Si tout va plus ou moins bien, les mesures prises par le KS ne donneront pas de résultat avant au mieux cinq ans. Le système capitaliste russe est trop complexe et trop dispersé géographiquement (offshore) que Staline lui-même serait incapable de le rendre apte à faire face aux besoins présents et futurs de la Russie. Trop de richesses sont en jeu.
Pour cette raison Xi Jinping suit la situation de son « associé » et en tire des leçons qu’il applique en Chine… Une dose de Tito dans un plat stalinien. ♦
(1) Règlement relatif au « Koordinacionom Sovjete auprès du gouvernement de la Fédération de Russie pour assurer les besoins des forces armées de la Fédération, des autres entités militaires (drugih vojsk) et unités et autres organes » (http://publication.pravo.gov.ru).
(2) Un silovik, ou silovarque, est un représentant d’organismes étatiques chargés de veiller à l’application de la loi, d’organismes de renseignements, des forces armées et autres structures auxquels l’État délègue son droit d’utiliser la force.

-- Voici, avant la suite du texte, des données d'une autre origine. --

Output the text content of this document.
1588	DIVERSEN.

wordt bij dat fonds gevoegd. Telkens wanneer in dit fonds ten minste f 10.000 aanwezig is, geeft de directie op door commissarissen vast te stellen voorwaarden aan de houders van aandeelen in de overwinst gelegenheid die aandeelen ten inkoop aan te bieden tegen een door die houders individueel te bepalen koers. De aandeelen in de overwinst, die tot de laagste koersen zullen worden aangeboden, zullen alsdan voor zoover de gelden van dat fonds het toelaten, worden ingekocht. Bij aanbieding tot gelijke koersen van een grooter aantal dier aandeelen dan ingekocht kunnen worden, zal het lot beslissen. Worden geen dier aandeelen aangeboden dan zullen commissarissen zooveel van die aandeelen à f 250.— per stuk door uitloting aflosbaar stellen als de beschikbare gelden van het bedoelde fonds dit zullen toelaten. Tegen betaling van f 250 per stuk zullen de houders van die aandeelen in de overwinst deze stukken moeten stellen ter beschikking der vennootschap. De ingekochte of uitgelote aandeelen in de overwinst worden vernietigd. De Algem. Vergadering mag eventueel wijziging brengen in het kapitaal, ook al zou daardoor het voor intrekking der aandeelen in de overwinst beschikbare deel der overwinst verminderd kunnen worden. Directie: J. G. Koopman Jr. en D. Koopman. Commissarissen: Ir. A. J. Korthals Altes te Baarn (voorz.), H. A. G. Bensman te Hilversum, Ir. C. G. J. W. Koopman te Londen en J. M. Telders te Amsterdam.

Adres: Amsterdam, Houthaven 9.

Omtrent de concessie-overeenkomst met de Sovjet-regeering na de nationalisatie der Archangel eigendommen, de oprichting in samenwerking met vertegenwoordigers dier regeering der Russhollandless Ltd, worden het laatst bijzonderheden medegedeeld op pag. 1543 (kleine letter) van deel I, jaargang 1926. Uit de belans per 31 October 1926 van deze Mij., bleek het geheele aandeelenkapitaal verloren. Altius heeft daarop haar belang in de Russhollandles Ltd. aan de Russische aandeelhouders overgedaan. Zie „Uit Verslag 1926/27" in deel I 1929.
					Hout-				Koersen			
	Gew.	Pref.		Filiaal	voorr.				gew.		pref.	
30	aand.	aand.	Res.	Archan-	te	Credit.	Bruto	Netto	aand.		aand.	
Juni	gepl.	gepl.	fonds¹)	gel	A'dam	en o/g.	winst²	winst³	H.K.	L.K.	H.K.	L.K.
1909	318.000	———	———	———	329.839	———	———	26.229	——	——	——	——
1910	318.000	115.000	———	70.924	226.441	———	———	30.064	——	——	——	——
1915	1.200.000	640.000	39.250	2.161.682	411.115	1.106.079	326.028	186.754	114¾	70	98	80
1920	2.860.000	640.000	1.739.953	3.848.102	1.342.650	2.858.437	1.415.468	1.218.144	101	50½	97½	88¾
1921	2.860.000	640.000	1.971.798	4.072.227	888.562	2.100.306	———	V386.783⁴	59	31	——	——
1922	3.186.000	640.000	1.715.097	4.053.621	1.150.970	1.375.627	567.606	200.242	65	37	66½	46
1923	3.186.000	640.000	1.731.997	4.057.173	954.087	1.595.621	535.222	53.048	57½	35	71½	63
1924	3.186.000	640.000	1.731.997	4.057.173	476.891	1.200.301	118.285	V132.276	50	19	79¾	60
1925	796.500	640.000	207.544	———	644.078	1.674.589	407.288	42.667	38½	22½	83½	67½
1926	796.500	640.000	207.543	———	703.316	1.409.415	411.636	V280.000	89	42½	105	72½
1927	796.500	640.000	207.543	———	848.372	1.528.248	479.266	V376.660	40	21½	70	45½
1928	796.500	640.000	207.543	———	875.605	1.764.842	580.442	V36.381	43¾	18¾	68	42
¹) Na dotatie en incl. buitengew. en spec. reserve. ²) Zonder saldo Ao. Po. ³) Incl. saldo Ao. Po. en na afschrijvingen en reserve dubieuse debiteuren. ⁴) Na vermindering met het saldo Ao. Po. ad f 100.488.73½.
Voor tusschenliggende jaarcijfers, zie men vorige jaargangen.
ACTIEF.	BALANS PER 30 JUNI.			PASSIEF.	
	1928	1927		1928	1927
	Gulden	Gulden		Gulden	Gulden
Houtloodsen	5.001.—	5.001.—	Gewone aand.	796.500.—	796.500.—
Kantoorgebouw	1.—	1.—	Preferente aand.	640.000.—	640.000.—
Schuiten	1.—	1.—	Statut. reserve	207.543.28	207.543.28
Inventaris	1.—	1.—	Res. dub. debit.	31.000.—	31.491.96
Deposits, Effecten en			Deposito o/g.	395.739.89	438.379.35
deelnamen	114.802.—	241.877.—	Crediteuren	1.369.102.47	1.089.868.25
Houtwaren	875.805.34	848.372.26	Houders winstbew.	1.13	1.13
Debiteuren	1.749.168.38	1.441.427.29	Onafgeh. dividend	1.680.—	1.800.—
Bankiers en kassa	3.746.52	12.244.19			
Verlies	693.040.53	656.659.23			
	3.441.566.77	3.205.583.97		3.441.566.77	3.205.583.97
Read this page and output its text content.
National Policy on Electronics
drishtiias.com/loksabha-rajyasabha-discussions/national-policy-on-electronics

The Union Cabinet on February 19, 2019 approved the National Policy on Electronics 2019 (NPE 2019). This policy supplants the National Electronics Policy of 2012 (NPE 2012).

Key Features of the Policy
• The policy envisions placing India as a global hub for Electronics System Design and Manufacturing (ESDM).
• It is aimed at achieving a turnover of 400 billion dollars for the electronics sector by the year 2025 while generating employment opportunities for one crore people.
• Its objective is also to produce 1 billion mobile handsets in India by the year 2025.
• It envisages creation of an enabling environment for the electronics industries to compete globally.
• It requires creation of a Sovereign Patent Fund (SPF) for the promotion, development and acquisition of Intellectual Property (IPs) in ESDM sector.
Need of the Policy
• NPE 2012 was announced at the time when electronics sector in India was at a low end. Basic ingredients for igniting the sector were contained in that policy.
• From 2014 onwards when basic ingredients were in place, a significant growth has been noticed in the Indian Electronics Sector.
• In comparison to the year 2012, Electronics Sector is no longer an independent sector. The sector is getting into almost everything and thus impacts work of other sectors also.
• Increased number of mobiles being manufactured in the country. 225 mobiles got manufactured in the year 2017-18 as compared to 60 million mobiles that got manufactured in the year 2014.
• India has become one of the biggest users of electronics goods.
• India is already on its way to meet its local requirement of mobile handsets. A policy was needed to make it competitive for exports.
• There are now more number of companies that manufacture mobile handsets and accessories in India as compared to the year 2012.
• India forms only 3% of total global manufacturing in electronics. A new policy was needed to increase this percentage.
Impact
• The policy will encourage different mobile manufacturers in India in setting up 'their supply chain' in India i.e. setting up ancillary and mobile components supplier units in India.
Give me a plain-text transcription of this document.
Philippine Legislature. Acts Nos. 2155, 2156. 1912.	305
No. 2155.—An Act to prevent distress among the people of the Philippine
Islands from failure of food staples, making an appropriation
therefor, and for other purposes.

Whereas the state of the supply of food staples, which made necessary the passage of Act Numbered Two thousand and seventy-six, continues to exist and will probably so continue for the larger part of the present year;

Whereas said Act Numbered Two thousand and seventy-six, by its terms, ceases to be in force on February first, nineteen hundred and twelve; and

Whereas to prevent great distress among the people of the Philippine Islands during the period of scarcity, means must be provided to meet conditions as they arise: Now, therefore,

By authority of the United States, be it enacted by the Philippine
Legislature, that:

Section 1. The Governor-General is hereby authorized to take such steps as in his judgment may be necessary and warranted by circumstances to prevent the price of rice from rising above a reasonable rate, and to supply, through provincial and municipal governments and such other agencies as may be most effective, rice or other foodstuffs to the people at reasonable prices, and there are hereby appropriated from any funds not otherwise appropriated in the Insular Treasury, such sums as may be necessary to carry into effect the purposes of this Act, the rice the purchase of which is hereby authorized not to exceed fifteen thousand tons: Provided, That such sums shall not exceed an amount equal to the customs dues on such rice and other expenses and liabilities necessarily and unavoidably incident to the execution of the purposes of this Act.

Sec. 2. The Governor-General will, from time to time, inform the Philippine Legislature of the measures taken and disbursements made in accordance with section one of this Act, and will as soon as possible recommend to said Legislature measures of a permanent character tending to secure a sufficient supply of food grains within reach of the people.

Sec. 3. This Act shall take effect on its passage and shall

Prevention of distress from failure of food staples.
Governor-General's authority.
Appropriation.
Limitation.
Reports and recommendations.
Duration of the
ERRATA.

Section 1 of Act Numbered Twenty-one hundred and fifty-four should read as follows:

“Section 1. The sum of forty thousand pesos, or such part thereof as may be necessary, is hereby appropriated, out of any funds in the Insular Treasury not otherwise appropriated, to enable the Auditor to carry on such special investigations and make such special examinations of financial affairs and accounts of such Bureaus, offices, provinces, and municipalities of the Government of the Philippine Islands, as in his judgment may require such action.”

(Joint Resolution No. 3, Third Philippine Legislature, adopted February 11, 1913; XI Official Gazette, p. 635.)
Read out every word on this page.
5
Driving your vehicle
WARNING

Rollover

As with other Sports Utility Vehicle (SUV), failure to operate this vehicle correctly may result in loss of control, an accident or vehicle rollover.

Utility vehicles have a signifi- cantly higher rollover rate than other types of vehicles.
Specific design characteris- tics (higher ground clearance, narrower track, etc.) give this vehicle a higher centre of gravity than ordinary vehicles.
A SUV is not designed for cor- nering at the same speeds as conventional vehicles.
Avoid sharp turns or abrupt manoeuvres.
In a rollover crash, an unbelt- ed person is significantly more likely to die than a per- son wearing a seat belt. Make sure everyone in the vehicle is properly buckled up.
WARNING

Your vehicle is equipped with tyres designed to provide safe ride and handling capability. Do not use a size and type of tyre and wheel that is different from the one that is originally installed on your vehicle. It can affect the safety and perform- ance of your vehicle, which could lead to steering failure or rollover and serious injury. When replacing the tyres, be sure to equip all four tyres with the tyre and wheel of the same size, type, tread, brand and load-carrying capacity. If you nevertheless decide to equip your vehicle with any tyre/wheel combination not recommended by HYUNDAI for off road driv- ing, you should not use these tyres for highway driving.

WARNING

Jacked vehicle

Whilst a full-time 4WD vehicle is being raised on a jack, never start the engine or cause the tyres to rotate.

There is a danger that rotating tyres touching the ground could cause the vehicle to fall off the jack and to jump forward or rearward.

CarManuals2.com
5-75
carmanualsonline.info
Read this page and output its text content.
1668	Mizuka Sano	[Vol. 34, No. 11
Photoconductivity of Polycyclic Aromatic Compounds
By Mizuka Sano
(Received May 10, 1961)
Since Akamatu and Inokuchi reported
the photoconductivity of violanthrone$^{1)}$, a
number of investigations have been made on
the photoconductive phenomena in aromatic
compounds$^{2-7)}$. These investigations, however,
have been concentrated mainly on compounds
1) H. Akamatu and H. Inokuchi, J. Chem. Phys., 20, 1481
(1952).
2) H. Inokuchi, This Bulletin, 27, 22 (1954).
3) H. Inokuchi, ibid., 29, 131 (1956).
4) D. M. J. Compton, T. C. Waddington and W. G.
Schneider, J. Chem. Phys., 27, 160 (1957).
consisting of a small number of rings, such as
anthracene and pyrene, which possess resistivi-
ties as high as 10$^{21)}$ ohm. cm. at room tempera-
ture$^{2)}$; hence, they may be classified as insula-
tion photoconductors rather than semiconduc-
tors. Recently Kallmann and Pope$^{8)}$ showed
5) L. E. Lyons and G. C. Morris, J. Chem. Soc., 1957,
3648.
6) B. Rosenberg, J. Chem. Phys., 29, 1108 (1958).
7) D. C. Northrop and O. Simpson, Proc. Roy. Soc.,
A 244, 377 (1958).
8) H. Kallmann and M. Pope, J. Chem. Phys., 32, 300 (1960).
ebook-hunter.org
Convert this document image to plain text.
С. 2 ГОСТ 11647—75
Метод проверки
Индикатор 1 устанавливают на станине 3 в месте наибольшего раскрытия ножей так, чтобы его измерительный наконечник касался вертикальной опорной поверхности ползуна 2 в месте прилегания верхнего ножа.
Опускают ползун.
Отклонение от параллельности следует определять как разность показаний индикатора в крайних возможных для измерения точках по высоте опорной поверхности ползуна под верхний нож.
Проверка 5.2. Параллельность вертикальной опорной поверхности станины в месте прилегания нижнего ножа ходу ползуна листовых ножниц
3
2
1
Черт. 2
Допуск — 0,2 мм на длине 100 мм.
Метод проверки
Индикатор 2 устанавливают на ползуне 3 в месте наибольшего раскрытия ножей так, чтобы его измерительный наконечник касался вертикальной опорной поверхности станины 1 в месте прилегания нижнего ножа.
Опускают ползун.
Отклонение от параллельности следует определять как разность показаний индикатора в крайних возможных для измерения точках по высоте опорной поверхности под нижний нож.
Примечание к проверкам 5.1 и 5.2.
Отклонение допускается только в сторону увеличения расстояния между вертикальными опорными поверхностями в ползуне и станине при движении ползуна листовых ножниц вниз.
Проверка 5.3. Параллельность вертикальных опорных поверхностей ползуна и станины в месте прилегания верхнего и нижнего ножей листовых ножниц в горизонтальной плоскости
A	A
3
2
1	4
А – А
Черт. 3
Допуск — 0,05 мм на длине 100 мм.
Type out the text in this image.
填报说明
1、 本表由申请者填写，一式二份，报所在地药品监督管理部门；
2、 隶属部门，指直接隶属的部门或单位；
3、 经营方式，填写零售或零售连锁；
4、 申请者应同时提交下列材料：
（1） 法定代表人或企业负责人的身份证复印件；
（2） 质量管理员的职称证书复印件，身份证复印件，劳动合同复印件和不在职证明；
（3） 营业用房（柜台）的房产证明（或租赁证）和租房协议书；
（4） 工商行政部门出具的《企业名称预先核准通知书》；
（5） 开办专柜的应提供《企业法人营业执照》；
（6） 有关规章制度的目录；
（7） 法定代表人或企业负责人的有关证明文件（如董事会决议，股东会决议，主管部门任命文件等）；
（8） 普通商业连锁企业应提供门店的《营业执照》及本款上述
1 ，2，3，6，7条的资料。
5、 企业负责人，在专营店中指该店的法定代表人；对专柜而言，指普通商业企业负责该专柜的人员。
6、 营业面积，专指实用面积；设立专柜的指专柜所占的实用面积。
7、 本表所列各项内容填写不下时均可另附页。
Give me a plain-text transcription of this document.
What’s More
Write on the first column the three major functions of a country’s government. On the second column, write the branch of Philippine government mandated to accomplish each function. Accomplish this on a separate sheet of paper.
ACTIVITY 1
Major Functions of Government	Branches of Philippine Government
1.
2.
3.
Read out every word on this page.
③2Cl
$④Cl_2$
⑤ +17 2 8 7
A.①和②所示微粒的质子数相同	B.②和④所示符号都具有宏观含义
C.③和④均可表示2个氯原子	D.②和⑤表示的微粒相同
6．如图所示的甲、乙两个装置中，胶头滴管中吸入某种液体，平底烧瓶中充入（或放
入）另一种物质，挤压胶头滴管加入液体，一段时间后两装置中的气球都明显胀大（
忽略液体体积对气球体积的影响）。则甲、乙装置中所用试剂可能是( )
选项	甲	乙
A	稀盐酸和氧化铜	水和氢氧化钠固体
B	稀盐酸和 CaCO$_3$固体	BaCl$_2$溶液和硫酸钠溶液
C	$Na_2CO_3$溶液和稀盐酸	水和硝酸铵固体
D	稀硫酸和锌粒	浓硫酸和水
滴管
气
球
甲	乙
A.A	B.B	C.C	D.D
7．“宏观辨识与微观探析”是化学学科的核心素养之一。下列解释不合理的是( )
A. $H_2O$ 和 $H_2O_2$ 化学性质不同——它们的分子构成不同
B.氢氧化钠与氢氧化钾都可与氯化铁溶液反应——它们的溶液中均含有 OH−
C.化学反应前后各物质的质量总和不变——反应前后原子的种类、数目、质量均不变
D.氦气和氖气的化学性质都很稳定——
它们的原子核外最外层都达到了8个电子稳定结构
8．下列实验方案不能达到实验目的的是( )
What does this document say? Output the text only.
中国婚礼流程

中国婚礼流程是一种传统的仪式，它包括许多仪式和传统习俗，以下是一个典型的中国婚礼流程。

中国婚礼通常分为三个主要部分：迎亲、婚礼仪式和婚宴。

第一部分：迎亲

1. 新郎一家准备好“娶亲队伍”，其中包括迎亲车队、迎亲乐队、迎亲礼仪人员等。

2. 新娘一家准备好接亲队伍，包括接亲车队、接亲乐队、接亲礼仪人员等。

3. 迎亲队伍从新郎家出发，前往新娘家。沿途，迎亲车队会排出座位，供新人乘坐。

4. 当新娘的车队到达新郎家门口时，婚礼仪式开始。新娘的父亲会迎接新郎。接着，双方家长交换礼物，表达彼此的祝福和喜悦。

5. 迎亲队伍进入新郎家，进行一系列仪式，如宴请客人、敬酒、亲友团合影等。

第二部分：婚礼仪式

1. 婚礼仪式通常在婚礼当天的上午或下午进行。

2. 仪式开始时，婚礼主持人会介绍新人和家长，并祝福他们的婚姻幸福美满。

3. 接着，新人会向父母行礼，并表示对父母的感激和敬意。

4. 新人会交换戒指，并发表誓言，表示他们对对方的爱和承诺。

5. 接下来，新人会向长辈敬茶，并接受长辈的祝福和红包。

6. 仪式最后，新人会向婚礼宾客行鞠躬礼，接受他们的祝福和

(3) On sait que les forces armées stricto sensu ne sont qu’un élément dans le dispositif armé du pays. La Rosgvardia, ou l’armée des frontières, unité du FSB, en est par exempl une autre.
(4) STO « Soviet de travail et de défense » est formé en 1918 pour diriger les activités des bolchéviques pendant la guerre civile. GKO « Comité d’État de défense » est mis en place après l’invasion allemande en 1941. Les deux institutions ont eu des pouvoirs absolus.